An independent Bengal case could have been really forcefully presented, had it been a product of the secular principles of politics. With 51% Muslim and 49% Hindu populations, Bengal could remain united only under a secular politics, which eroded beyond repair through communal politics of the last decade. Suhrawardy established the Muslim League in Bengal and organised Muslim nationalism in Bengal. He organised the movement to overthrow the Hindu-Muslim coalition ministry of Fazlul Huq. A K Fazlul Huq's second ministry could have been used as a giant step forward towards a united independent Bengal eventually. But what role Suhrawardy played then? Animated by Jinnah, the Suhrawardy faction launched a relentless resistance movement to wreck the coalition ministry. The election campaigns of 1946, which Suhrawardy led, articulated the idea of a single independent Pakistan, though not so openly. Jinnah's communally charged Direct Action directive was faithfully executed by Suhrawardy though its political utility for Bengal was questionable. Suhrawardy's role in wrecking the Hindu-Muslim coalition Ministry of Fazlul Huq and in the events of Great Calcutta Killing and countrywide communal riots in the wake of his Direct Action programme had almost totally alienated him from the Hindu community and sealed all prospects of any Hindu-Muslim accord on the question of independent Bengal.
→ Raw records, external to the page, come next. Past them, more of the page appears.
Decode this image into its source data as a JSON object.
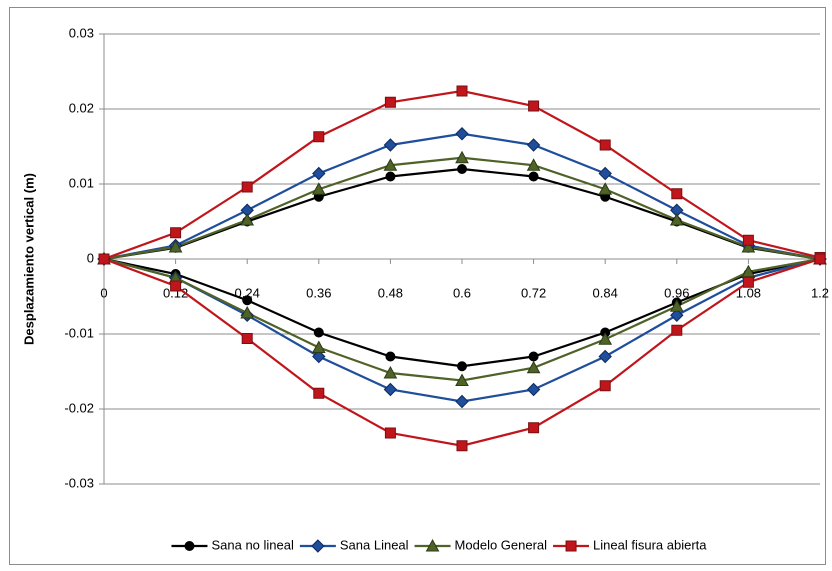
{
  "chart_data": {
    "type": "line",
    "y_label": "Desplazamiento vertical (m)",
    "x": [
      0,
      0.12,
      0.24,
      0.36,
      0.48,
      0.6,
      0.72,
      0.84,
      0.96,
      1.08,
      1.2
    ],
    "xlim": [
      0,
      1.2
    ],
    "xticks": [
      0,
      0.12,
      0.24,
      0.36,
      0.48,
      0.6,
      0.72,
      0.84,
      0.96,
      1.08,
      1.2
    ],
    "ylim": [
      -0.03,
      0.03
    ],
    "yticks": [
      0.03,
      0.02,
      0.01,
      0,
      -0.01,
      -0.02,
      -0.03
    ],
    "grid": true,
    "legend": "bottom",
    "series": [
      {
        "name": "Sana no lineal",
        "color": "#000000",
        "marker": "circle",
        "values": [
          0,
          0.0015,
          0.005,
          0.0083,
          0.011,
          0.012,
          0.011,
          0.0083,
          0.005,
          0.0015,
          0
        ],
        "lower_values": [
          0,
          -0.002,
          -0.0055,
          -0.0098,
          -0.013,
          -0.0143,
          -0.013,
          -0.0098,
          -0.0058,
          -0.002,
          0
        ]
      },
      {
        "name": "Sana Lineal",
        "color": "#1f4e9c",
        "marker": "diamond",
        "values": [
          0,
          0.0018,
          0.0065,
          0.0114,
          0.0152,
          0.0167,
          0.0152,
          0.0114,
          0.0065,
          0.0018,
          0
        ],
        "lower_values": [
          0,
          -0.0025,
          -0.0075,
          -0.013,
          -0.0174,
          -0.019,
          -0.0174,
          -0.013,
          -0.0075,
          -0.0025,
          0
        ]
      },
      {
        "name": "Modelo General",
        "color": "#4f6228",
        "marker": "triangle",
        "values": [
          0,
          0.0016,
          0.0052,
          0.0093,
          0.0125,
          0.0135,
          0.0125,
          0.0093,
          0.0052,
          0.0016,
          0
        ],
        "lower_values": [
          0,
          -0.0025,
          -0.0072,
          -0.0118,
          -0.0152,
          -0.0162,
          -0.0145,
          -0.0107,
          -0.0063,
          -0.0017,
          0
        ]
      },
      {
        "name": "Lineal fisura abierta",
        "color": "#c0161b",
        "marker": "square",
        "values": [
          0,
          0.0035,
          0.0096,
          0.0163,
          0.0209,
          0.0224,
          0.0204,
          0.0152,
          0.0087,
          0.0025,
          0.0002
        ],
        "lower_values": [
          0,
          -0.0036,
          -0.0106,
          -0.0179,
          -0.0232,
          -0.0249,
          -0.0225,
          -0.0169,
          -0.0095,
          -0.0031,
          0
        ]
      }
    ]
  }
}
Finally, I must note that the documents in the book make such a fascinating reading that one must feel that as if he/she was reading a successful tragic fiction. In these letters, a reader would never miss to notice the character of contemporary politicians. It seems politicians could do anything to serve their own ends. Mutual relations among politicians assumed so much complexity that, as though all were suffering from paranoia, and all were seeking something at the expense of others, and even at the expense of self-respect.

Rashid's introduction and the select letters demonstrate how factions within the Muslim League were formed and re-formed and how blindly the Bengal Muslim League leaders obeyed the High Command, more precisely, Mr. Jinnah. Factionalism was rooted in personal ambition, regionalism, family control, kinship ties, patron-client relation, careerism, corruption, and sometimes ideology. The worst kind of factionalism we notice in the wake of the 1946 elections when the League scored a massive victory. It was really the victory of the Suhrawardy faction. But ironically, soon Suhrawardy and his faction were overtaken by the Nazimuddin faction. Backed by Jinnah, Nazimuddin led the 'divisionists' making the partition of Bengal inevitable and turning the election hero of 1946 into a villain of the tragic partition-drama of the very next year.
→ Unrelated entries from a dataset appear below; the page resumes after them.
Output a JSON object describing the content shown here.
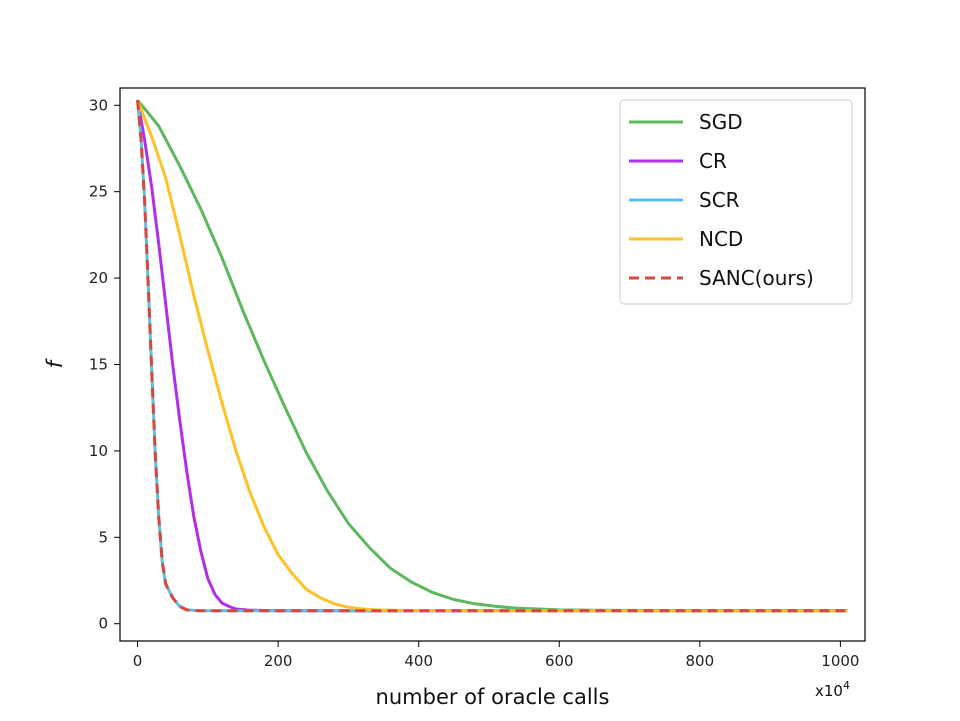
{
  "chart_data": {
    "type": "line",
    "title": "",
    "xlabel": "number of oracle calls",
    "ylabel": "f",
    "x_multiplier_label": "x10",
    "x_multiplier_exp": "4",
    "xlim": [
      -25,
      1035
    ],
    "ylim": [
      -1.0,
      31.0
    ],
    "xticks": [
      0,
      200,
      400,
      600,
      800,
      1000
    ],
    "yticks": [
      0,
      5,
      10,
      15,
      20,
      25,
      30
    ],
    "grid": false,
    "legend_position": "top-right",
    "series": [
      {
        "name": "SGD",
        "color": "#5cb85c",
        "dash": "solid",
        "points": [
          [
            0,
            30.3
          ],
          [
            30,
            28.8
          ],
          [
            60,
            26.5
          ],
          [
            90,
            24.0
          ],
          [
            120,
            21.2
          ],
          [
            150,
            18.1
          ],
          [
            180,
            15.2
          ],
          [
            210,
            12.5
          ],
          [
            240,
            9.9
          ],
          [
            270,
            7.7
          ],
          [
            300,
            5.8
          ],
          [
            330,
            4.4
          ],
          [
            360,
            3.2
          ],
          [
            390,
            2.4
          ],
          [
            420,
            1.8
          ],
          [
            450,
            1.4
          ],
          [
            480,
            1.15
          ],
          [
            510,
            1.0
          ],
          [
            540,
            0.9
          ],
          [
            570,
            0.85
          ],
          [
            600,
            0.8
          ],
          [
            650,
            0.78
          ],
          [
            700,
            0.77
          ],
          [
            800,
            0.76
          ],
          [
            1010,
            0.75
          ]
        ]
      },
      {
        "name": "CR",
        "color": "#b030e8",
        "dash": "solid",
        "points": [
          [
            0,
            30.3
          ],
          [
            10,
            28.0
          ],
          [
            20,
            25.3
          ],
          [
            30,
            22.0
          ],
          [
            40,
            18.5
          ],
          [
            50,
            15.0
          ],
          [
            60,
            11.8
          ],
          [
            70,
            8.8
          ],
          [
            80,
            6.2
          ],
          [
            90,
            4.2
          ],
          [
            100,
            2.6
          ],
          [
            110,
            1.7
          ],
          [
            120,
            1.2
          ],
          [
            130,
            1.0
          ],
          [
            140,
            0.85
          ],
          [
            160,
            0.78
          ],
          [
            200,
            0.75
          ],
          [
            400,
            0.75
          ],
          [
            600,
            0.75
          ],
          [
            800,
            0.75
          ],
          [
            1010,
            0.75
          ]
        ]
      },
      {
        "name": "SCR",
        "color": "#5bc0de",
        "dash": "solid",
        "points": [
          [
            0,
            30.3
          ],
          [
            5,
            28.0
          ],
          [
            10,
            24.5
          ],
          [
            15,
            19.8
          ],
          [
            20,
            14.8
          ],
          [
            25,
            10.0
          ],
          [
            30,
            6.2
          ],
          [
            35,
            3.6
          ],
          [
            40,
            2.3
          ],
          [
            50,
            1.5
          ],
          [
            60,
            1.0
          ],
          [
            70,
            0.8
          ],
          [
            90,
            0.75
          ],
          [
            200,
            0.75
          ],
          [
            400,
            0.75
          ],
          [
            600,
            0.75
          ],
          [
            800,
            0.75
          ],
          [
            1010,
            0.75
          ]
        ]
      },
      {
        "name": "NCD",
        "color": "#ffc125",
        "dash": "solid",
        "points": [
          [
            0,
            30.3
          ],
          [
            20,
            28.2
          ],
          [
            40,
            25.8
          ],
          [
            60,
            22.5
          ],
          [
            80,
            19.0
          ],
          [
            100,
            15.8
          ],
          [
            120,
            12.8
          ],
          [
            140,
            10.0
          ],
          [
            160,
            7.6
          ],
          [
            180,
            5.6
          ],
          [
            200,
            4.0
          ],
          [
            220,
            2.9
          ],
          [
            240,
            2.0
          ],
          [
            260,
            1.5
          ],
          [
            280,
            1.15
          ],
          [
            300,
            0.95
          ],
          [
            320,
            0.85
          ],
          [
            340,
            0.8
          ],
          [
            380,
            0.77
          ],
          [
            500,
            0.75
          ],
          [
            700,
            0.75
          ],
          [
            1010,
            0.75
          ]
        ]
      },
      {
        "name": "SANC(ours)",
        "color": "#d9463e",
        "dash": "dashed",
        "points": [
          [
            0,
            30.3
          ],
          [
            5,
            28.0
          ],
          [
            10,
            24.5
          ],
          [
            15,
            19.8
          ],
          [
            20,
            14.8
          ],
          [
            25,
            10.0
          ],
          [
            30,
            6.2
          ],
          [
            35,
            3.6
          ],
          [
            40,
            2.3
          ],
          [
            50,
            1.5
          ],
          [
            60,
            1.0
          ],
          [
            70,
            0.8
          ],
          [
            90,
            0.75
          ],
          [
            200,
            0.75
          ],
          [
            400,
            0.75
          ],
          [
            600,
            0.75
          ],
          [
            800,
            0.75
          ],
          [
            1010,
            0.75
          ]
        ]
      }
    ]
  }
}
We congratulate Harun-or-Rashid for unearthing many important but hitherto unknown documents, which shed new light on the nature of politics and political personalities of the partition era. We also thank him for his very illuminating introduction to the book.

Professor Sirajul Islam is Chief Editor, Banglapedia, Asiatic Society of Bangladesh and Professor of History, University of Dhaka.